Bully Banks, which has more than 1000 members, said SMEs were anxiously awaiting today's publication of a review by the Financial Services Authority (FSA) which will determine how banks will respond to mis-selling claims.
Jeremy Roe, chairman of the group, said: "There are hundreds of businesses in Scotland who were strong-armed into buying products they did not need or understand by banks.
"It is the PPI mis-selling scandal in the business sector and it has cost jobs and contributed to many company failures."
The banks are accused of failing to warn businesses of potential risks and exit costs of interest rate swap agreements (IRSAs), sold largely between 2004 and 2008 as an insurance against interest rate rises, mostly at the banks' instigation, and often as a condition of continued borrowing.
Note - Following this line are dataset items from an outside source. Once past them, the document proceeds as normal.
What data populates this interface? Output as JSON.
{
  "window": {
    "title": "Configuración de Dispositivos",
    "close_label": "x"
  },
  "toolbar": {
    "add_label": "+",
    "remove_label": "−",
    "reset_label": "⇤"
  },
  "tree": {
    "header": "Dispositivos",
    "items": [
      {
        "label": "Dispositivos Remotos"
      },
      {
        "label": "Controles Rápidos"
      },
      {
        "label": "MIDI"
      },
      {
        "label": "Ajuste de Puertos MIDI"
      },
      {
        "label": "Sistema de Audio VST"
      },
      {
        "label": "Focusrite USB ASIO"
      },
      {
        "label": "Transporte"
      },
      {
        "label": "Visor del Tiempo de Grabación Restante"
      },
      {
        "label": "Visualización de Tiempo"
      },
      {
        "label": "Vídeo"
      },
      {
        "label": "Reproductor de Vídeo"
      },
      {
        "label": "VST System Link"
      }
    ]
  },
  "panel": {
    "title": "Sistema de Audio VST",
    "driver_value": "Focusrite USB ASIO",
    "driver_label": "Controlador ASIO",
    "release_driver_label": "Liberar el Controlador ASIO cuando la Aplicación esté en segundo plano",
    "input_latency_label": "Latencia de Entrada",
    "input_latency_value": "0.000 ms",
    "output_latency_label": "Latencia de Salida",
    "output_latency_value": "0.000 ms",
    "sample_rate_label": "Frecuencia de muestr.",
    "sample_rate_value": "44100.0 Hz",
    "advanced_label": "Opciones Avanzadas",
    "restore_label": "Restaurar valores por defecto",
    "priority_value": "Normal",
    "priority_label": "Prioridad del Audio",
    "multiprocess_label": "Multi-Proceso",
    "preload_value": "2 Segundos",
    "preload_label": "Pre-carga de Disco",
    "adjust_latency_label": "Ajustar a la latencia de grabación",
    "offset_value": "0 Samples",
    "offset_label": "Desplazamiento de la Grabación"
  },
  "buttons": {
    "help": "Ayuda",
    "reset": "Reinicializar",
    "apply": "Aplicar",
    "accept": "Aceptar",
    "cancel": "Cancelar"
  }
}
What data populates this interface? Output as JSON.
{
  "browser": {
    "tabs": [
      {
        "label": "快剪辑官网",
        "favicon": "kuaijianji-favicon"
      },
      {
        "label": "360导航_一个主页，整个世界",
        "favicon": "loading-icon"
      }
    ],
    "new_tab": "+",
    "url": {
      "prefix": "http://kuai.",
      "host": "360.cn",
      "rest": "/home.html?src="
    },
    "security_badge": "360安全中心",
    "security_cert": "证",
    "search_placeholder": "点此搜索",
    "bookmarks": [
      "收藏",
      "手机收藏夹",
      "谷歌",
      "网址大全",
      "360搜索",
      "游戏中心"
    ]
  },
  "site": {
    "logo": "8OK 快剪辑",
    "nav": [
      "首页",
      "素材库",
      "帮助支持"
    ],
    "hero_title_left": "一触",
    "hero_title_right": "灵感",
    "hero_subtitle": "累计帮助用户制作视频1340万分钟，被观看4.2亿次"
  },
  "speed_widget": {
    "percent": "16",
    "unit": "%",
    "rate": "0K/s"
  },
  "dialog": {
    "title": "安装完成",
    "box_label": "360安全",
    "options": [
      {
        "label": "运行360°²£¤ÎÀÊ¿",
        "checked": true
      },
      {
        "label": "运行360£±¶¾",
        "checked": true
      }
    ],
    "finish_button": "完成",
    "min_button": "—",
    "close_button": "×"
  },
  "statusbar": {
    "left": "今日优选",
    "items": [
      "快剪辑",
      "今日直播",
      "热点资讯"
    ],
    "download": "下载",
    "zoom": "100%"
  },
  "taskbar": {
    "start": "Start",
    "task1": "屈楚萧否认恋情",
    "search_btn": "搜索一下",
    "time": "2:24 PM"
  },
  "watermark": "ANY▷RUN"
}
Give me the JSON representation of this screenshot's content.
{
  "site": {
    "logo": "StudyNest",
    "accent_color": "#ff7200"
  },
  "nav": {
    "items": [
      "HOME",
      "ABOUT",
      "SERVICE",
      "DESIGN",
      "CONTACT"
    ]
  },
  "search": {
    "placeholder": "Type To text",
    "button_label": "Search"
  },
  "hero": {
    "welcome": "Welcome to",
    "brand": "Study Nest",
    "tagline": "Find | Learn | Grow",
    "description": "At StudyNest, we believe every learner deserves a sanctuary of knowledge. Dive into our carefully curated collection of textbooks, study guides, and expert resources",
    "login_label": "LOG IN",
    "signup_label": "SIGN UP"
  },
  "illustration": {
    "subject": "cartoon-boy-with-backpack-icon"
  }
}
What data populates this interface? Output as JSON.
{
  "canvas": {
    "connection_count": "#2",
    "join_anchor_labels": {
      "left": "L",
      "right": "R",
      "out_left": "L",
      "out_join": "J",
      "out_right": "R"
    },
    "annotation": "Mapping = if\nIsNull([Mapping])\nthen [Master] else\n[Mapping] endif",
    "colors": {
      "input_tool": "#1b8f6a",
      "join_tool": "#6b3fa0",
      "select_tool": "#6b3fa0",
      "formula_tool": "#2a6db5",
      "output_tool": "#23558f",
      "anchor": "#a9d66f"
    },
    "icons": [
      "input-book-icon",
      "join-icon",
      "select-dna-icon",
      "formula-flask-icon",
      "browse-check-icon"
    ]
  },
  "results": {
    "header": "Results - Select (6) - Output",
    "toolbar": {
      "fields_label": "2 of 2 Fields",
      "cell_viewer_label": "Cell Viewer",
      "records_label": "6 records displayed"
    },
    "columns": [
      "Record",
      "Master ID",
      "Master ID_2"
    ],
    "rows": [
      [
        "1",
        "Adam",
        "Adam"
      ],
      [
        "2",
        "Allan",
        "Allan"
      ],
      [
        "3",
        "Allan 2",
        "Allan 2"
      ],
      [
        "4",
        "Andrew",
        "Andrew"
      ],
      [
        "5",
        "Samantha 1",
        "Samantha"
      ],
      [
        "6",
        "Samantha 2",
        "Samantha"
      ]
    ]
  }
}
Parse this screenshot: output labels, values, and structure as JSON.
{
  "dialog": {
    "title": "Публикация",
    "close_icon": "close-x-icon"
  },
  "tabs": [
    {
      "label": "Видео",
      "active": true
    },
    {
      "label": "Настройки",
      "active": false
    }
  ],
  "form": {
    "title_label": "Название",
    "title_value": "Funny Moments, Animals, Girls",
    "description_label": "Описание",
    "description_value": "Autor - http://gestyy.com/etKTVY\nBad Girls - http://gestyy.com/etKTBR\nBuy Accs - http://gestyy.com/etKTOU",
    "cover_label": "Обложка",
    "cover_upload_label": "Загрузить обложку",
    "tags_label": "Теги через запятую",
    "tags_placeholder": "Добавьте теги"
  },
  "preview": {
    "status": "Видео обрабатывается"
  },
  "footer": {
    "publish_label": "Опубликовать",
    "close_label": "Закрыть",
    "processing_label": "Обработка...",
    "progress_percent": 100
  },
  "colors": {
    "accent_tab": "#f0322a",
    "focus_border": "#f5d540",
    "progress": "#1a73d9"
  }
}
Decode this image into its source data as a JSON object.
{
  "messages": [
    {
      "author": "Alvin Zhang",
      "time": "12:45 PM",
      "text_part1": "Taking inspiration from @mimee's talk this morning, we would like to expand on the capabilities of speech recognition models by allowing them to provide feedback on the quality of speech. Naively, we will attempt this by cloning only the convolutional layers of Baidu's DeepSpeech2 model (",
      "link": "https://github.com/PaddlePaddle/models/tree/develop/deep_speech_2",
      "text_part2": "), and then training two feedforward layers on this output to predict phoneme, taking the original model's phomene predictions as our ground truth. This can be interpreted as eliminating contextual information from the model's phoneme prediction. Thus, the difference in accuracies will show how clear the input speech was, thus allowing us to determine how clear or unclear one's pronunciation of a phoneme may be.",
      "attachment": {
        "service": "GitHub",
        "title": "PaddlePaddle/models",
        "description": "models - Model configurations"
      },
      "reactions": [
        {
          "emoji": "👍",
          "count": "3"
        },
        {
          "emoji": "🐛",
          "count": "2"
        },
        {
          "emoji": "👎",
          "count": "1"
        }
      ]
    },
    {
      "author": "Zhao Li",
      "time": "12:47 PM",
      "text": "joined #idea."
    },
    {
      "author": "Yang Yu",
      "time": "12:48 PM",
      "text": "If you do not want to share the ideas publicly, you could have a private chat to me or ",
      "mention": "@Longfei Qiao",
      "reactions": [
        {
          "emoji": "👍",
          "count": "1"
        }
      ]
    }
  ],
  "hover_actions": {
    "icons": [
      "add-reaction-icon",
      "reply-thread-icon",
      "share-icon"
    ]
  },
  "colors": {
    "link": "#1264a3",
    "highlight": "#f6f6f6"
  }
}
The FSA, faced with growing pressure to act over the com-plaints, announced at the end of June 2012 an initial survey had uncovered "serious failings" in the sale of IRSAs.
It announced a process of redress and review, but excluded so-called "sophisticated" customers, companies already driven into insolvency, and people with supposedly "simple" products – which so far includes most of the hedging products sold by Clydesdale Bank.
The banks appointed independent assessors from the big accountancy firms to supervise pilot studies, but the process has over-run by three months, and banks are already hinting it could take as long as a year to make customers an offer.
Meanwhile, a raft of legal actions are on standby, many of them to avoid a six-year legal time bar which affects around 50% of IRSA sales.
Simon Gracechurch, an adviser to the QA Legal group of lawyers in England and Scotland, said: "Our understanding is that different banks have a different approach and differing ideas of what review means, and how any redress should be calculated.
"Anecdotal evidence so far of what SME owners might receive has been sparse, and not at all encouraging."
He added: "Some banks are doing some deals and making some settlements behind the scenes with some customers, but only when they recognise a strong case, fully supported, insured, well argued, by a legal team with experience in this specialist field, and where they see the customer has the determination, wherewithal and backing to go all the way."
Bully Banks members' average business turnover was £1.7 mil-lion, and the average value of both the loan and the IRSA was £1.9m, at 50% loan to value.
The average cost of breaking the arrangement before the end of its term is £360,000, or almost 20% of the loan.
One borrower in 10 was sold an IRSA lasting longer than the loan term.
On a weekend television report that bank chiefs were putting pressure on the FSA to water down the review, Bully Banks said banks were "still focused on protecting their share price rather than acting responsibly".